KÜLTÜR
ENDÜSTRİSİNİ
YENİDEN
DÜŞÜNÜRKEN
Theodor W. Adorno
Çeviren: Bülent O. Doğan
“COGİTO” Dergisi, Yaz -2003
Kültür endüstrisi terimi yanılmıyorsam ilk defa 1947'de, Amsterdam'da
Horkheimer'la birlikte yayımladığımız Aydınlanmanın Diyalektiği'nde kullanıldı.

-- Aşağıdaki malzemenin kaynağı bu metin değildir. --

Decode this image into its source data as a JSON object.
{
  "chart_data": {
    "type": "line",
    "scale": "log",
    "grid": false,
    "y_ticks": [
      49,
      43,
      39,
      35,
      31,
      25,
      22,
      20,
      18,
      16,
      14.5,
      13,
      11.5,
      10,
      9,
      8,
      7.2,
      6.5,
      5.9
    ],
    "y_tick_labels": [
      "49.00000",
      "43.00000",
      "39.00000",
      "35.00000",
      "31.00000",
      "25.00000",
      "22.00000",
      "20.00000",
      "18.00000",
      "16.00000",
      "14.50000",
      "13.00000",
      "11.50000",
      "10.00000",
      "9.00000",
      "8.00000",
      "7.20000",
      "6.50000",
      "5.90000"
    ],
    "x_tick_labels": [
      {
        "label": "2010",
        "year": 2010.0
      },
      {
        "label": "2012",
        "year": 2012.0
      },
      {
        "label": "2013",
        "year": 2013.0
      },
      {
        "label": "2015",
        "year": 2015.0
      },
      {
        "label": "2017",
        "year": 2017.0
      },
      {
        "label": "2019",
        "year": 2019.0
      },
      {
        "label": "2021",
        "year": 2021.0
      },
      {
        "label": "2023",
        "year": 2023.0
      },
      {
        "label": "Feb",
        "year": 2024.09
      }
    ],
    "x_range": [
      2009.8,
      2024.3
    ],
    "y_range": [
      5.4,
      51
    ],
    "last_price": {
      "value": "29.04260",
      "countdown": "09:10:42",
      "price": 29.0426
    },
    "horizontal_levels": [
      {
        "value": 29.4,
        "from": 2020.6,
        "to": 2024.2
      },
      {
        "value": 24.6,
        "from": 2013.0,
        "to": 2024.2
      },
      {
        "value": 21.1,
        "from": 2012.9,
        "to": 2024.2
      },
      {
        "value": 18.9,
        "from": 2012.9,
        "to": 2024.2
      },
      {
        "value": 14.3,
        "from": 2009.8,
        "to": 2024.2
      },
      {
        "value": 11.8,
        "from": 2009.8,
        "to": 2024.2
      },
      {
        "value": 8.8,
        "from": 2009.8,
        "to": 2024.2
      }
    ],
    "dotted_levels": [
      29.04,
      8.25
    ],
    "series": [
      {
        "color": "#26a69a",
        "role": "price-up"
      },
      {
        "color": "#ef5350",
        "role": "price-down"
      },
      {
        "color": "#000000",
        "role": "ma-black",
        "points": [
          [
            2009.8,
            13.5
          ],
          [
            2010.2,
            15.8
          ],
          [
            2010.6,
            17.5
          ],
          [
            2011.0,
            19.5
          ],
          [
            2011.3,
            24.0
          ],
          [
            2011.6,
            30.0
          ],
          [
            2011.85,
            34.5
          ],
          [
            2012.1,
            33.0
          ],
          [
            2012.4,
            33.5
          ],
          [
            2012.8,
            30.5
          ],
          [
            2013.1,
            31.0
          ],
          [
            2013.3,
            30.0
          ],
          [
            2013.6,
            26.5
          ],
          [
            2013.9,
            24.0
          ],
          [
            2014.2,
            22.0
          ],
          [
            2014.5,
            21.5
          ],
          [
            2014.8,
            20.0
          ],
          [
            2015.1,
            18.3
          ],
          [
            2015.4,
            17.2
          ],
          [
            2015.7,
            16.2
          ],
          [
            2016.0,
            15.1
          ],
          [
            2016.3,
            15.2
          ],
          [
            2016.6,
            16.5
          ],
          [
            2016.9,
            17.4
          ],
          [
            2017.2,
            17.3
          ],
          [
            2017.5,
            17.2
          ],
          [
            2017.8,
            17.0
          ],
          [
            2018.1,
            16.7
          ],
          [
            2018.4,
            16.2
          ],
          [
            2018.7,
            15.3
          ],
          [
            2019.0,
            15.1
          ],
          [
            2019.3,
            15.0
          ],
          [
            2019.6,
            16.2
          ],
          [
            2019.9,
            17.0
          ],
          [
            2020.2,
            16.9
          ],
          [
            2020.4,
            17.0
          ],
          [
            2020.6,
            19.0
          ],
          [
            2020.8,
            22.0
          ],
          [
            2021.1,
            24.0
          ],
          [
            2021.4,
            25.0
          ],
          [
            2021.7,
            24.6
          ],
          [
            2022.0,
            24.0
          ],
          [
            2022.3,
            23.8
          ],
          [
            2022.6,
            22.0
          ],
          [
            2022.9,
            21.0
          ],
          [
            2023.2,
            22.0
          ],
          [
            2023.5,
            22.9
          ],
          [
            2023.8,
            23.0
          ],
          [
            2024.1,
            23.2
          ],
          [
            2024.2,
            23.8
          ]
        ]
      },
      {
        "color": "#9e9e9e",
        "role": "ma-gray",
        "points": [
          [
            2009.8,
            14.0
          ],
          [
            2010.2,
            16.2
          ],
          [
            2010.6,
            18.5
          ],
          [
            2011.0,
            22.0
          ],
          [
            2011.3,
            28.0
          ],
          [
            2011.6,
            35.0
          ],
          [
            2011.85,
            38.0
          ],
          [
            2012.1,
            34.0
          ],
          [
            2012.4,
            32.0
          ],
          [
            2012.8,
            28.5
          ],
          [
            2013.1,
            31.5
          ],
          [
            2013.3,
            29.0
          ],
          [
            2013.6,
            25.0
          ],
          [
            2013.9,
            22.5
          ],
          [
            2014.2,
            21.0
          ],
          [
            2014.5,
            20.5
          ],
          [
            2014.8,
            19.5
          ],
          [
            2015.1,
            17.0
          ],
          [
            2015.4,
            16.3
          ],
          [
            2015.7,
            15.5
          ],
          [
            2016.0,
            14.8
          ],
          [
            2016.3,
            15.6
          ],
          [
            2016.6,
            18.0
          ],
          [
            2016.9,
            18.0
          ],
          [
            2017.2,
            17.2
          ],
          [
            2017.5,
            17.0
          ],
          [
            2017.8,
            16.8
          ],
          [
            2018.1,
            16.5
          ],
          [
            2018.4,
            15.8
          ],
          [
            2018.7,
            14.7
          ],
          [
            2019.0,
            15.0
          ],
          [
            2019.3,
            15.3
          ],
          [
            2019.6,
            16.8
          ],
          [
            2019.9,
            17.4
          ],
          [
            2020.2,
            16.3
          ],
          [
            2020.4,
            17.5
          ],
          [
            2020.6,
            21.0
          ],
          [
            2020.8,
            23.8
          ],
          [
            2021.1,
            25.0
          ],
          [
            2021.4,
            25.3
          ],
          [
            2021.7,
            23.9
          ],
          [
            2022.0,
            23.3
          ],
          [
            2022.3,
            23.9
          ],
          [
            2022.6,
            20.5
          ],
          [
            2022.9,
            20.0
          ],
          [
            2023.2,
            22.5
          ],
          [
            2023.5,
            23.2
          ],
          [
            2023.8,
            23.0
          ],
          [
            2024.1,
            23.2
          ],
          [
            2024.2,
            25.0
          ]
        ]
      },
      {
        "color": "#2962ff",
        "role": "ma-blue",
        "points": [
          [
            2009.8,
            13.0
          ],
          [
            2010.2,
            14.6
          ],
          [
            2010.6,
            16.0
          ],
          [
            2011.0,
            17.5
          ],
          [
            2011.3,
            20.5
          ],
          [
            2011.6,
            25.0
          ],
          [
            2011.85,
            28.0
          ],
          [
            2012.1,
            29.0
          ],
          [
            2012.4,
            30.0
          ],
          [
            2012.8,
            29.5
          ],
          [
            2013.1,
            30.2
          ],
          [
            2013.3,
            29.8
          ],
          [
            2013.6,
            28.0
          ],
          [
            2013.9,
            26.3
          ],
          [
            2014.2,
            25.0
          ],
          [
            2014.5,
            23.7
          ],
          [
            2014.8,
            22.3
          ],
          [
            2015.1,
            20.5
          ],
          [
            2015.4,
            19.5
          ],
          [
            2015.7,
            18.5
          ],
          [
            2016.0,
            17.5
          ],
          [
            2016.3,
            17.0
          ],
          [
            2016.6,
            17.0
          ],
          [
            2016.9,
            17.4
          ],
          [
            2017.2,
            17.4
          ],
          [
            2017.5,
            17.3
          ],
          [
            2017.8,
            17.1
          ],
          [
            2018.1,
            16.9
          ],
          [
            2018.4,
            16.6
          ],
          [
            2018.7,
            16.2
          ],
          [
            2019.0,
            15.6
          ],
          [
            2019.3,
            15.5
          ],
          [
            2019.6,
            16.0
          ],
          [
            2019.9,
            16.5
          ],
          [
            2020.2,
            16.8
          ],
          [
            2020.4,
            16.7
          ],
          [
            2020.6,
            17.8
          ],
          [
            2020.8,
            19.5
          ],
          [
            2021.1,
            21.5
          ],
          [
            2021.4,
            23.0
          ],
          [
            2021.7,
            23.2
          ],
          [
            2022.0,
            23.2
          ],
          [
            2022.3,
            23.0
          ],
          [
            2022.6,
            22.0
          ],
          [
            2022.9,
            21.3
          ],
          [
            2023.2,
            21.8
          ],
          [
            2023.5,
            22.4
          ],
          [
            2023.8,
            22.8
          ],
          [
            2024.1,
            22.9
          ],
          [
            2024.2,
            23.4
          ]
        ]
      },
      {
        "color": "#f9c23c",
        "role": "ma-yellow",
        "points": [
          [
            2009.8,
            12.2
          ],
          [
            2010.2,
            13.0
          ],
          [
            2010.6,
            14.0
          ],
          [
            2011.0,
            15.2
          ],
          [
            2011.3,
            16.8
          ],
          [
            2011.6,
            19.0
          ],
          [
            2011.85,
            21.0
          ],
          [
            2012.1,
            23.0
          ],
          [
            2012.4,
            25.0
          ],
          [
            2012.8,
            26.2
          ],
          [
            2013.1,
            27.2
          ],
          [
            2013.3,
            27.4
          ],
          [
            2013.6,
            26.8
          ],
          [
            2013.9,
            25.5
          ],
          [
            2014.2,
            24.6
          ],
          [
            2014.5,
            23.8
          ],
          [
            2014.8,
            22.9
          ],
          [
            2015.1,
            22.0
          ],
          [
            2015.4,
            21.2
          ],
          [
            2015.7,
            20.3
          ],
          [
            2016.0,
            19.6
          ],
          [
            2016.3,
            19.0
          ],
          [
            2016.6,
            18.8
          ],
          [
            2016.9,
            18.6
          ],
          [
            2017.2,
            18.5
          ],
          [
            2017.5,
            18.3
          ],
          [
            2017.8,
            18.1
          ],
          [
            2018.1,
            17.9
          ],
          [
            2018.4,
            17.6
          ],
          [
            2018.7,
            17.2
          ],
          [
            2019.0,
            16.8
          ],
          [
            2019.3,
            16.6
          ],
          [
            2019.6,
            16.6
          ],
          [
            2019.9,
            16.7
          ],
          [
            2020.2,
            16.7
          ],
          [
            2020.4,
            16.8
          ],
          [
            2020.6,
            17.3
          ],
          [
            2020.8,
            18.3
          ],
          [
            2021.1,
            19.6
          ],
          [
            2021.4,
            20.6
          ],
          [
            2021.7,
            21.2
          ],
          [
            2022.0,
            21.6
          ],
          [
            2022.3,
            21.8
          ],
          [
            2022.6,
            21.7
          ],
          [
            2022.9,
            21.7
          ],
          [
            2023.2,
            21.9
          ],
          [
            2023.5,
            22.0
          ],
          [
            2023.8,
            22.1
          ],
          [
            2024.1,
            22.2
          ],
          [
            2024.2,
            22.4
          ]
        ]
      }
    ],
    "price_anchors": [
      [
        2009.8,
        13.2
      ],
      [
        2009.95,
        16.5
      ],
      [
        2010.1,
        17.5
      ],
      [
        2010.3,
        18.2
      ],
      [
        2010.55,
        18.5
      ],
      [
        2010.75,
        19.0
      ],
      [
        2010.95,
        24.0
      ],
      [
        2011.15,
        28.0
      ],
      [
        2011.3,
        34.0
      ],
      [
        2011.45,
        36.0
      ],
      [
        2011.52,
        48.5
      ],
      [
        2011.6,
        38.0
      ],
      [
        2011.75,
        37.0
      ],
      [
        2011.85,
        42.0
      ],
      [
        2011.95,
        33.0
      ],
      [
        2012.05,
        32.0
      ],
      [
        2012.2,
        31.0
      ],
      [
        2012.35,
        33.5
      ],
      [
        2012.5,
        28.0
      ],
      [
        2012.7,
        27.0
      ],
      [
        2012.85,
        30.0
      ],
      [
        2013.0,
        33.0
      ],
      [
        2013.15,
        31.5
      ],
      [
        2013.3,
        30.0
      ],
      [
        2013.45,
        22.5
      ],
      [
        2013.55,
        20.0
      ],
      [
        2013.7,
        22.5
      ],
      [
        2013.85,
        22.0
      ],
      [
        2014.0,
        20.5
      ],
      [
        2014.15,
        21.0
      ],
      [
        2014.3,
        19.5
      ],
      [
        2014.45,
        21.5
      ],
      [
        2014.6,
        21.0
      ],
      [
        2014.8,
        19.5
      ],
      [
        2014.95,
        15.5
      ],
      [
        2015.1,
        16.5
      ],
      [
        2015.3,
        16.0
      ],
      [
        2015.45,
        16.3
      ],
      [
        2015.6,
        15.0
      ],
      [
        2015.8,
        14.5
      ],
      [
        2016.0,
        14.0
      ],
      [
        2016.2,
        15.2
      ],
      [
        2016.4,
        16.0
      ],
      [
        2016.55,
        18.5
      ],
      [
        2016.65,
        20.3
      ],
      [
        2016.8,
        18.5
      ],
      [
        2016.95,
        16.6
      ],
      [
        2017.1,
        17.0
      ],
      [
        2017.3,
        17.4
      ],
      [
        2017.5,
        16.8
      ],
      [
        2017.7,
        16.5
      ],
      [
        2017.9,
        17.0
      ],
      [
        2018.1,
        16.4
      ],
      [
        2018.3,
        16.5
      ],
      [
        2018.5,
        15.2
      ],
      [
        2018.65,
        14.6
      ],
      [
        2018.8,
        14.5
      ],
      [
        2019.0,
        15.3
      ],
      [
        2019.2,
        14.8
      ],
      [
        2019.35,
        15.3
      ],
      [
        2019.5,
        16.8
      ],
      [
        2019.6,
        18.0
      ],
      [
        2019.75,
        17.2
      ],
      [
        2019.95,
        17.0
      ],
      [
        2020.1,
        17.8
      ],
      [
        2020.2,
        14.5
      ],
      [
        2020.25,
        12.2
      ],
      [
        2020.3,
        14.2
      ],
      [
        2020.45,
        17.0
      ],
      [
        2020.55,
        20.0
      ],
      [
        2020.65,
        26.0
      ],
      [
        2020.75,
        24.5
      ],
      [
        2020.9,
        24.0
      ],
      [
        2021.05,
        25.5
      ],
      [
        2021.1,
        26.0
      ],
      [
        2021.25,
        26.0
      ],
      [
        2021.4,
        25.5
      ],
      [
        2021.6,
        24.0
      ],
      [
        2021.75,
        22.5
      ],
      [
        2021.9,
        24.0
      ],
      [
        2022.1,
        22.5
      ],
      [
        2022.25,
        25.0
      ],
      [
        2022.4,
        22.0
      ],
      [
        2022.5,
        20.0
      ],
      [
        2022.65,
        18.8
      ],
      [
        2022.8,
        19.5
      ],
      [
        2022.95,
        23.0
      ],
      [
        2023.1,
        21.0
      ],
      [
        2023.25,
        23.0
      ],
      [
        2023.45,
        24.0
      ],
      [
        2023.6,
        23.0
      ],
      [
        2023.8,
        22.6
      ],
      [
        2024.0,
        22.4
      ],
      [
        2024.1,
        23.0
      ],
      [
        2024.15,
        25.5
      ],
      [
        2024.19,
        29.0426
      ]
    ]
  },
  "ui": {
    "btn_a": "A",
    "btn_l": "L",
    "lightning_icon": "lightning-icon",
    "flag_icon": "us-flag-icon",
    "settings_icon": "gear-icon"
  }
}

Müsveddelerde “kitle kültürü” terimini kullanmıştık. Fakat daha sonra, yandaşlarının
işine gelecek yorumları dışarıda bırakmak amacıyla kitle kültürü yerine “kültür
endüstrisi” terimini kullanmayı uygun bulduk; ne de olsa onun, kitlelerden
kendiliğinden çıkan bir kültür sorunu olduğunu ortaya atabilirler, onu popüler
sanatın çağdaş formu sayabilirlerdi ki bu ikincisinin kültür endüstrisinden kesin
olarak ayırt edilmesi gerekir. Kültür endüstrisi eski olanla tanıdık olanı yeni bir
nitelikte birleştirir. Kitlelerin tüketimine göre düzenlenen ve büyük ölçüde o
tüketimin yapısını belirleyen ürünler, tüm sektörlerde az çok bir plana göre üretilir.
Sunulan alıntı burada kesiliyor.